Setores em alta e em queda no comparativo anual
Quando a comparação é com fevereiro de 2025, a imagem muda um pouco. Nessa análise, a indústria como um todo recuou 0,7%. Dois fatores técnicos ajudam a entender. Fevereiro de 2026 teve dois dias úteis a menos. Além disso, a base de comparação era alta, pois em fevereiro de 2025 o setor havia crescido 1,2%.
Apesar do resultado negativo geral, alguns setores brilharam na comparação anual. A indústria extrativa cresceu 10,2%, puxada pela maior produção de petróleo, minério de ferro e gás natural. Os derivados do petróleo e biocombustíveis subiram 4%. Curiosamente, os produtos farmacêuticos tiveram alta de 20,6%.
Na contramão, algumas atividades pressionaram o resultado para baixo. Os setores de produtos químicos e de máquinas e equipamentos tiveram quedas significativas. A produção de artigos do vestuário e de equipamentos eletrônicos também recuou fortemente. A performance foi desigual entre os diferentes ramos.

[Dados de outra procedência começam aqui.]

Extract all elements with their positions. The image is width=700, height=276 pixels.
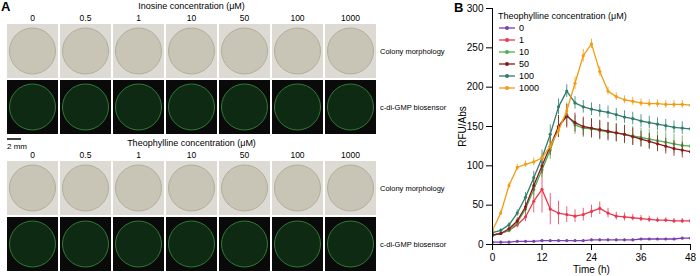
svg-text:RFU/Abs: RFU/Abs: [457, 106, 468, 147]
html-text:1: 1: [519, 35, 524, 45]
html-text:B: B: [454, 0, 464, 15]
svg-text:Inosine concentration (μM): Inosine concentration (μM): [138, 1, 245, 11]
svg-text:150: 150: [467, 121, 484, 132]
svg-text:200: 200: [467, 81, 484, 92]
html-text:100: 100: [519, 71, 534, 81]
svg-text:0: 0: [490, 252, 496, 263]
svg-text:10: 10: [187, 13, 197, 23]
svg-text:c-di-GMP biosensor: c-di-GMP biosensor: [380, 103, 447, 112]
html-text:50: 50: [519, 59, 529, 69]
svg-text:A: A: [1, 0, 11, 14]
svg-text:Time (h): Time (h): [573, 264, 610, 275]
svg-text:1000: 1000: [341, 13, 360, 23]
svg-text:250: 250: [467, 42, 484, 53]
svg-text:10: 10: [187, 150, 197, 160]
svg-text:0: 0: [30, 150, 35, 160]
html-text:Theophylline concentration (μM: Theophylline concentration (μM): [498, 11, 627, 21]
svg-text:36: 36: [635, 252, 647, 263]
html-text:0: 0: [519, 23, 524, 33]
svg-text:100: 100: [290, 150, 304, 160]
svg-text:0.5: 0.5: [80, 150, 92, 160]
html-text:1000: 1000: [519, 83, 539, 93]
svg-text:50: 50: [472, 199, 484, 210]
svg-text:c-di-GMP biosensor: c-di-GMP biosensor: [380, 240, 447, 249]
svg-text:0.5: 0.5: [80, 13, 92, 23]
svg-text:Theophylline concentration (μM: Theophylline concentration (μM): [127, 138, 256, 148]
svg-text:300: 300: [467, 3, 484, 14]
svg-text:48: 48: [685, 252, 697, 263]
html-text:10: 10: [519, 47, 529, 57]
svg-text:50: 50: [240, 13, 250, 23]
svg-text:1000: 1000: [341, 150, 360, 160]
svg-text:100: 100: [467, 160, 484, 171]
svg-text:24: 24: [586, 252, 598, 263]
svg-text:2 mm: 2 mm: [7, 142, 27, 151]
svg-text:100: 100: [290, 13, 304, 23]
svg-text:Colony morphology: Colony morphology: [380, 184, 445, 193]
svg-text:0: 0: [30, 13, 35, 23]
svg-text:50: 50: [240, 150, 250, 160]
svg-text:12: 12: [536, 252, 548, 263]
svg-text:0: 0: [478, 239, 484, 250]
svg-text:Colony morphology: Colony morphology: [380, 47, 445, 56]
svg-text:1: 1: [136, 13, 141, 23]
svg-text:1: 1: [136, 150, 141, 160]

O ritmo da recuperação industrial
O gestor da pesquisa no IBGE, André Macedo, oferece uma interpretação útil. Ele explica que janeiro foi marcado pela retomada da produção após as paralisações de fim de ano. Fevereiro, por sua vez, reflete um esforço de recomposição de estoques nas fábricas. As empresas parecem se preparar para uma demanda futura.
O desempenho do setor automotivo ilustra bem essa virada. Nos dois primeiros meses de 2026, a expansão acumulada é de 14,1%. Esse número apaga completamente o recuo de 9,5% registrado nos dois últimos meses de 2025. É uma reversão de tendência bastante expressiva em pouco tempo.
Já o setor farmacêutico segue o caminho oposto. Com queda de 5,5% em fevereiro, ele intensificou a retração iniciada em janeiro. A explicação está na alta volatilidade comum desse segmento e numa base de comparação elevada. No final de 2025, esse setor havia acumulado um crescimento expressivo de 19%.
Perspectivas e o cenário atual
O que esses números significam no dia a dia? Eles refletem a confiança dos industriais em reativar suas linhas de produção. A recomposição de estoques é um sinal de que as empresas esperam vender mais. Esse movimento pode gerar mais contratações e investimentos ao longo da cadeia produtiva.
É importante olhar para os diferentes ritmos. Enquanto alguns setores aceleram, outros ainda patinam. A metalurgia e a química, por exemplo, apresentaram quedas em fevereiro. Esse contraste mostra que a recuperação não será uniforme. Cada ramo enfrenta desafios específicos de custos e demanda.
A média móvel trimestral, um termômetro mais suavizado, ficou em 0,3%. O acumulado no ano ainda é ligeiramente negativo, em -0,2%. Os próximos meses serão decisivos para confirmar se esse início de ano positivo se consolida como uma tendência duradoura para a indústria nacional.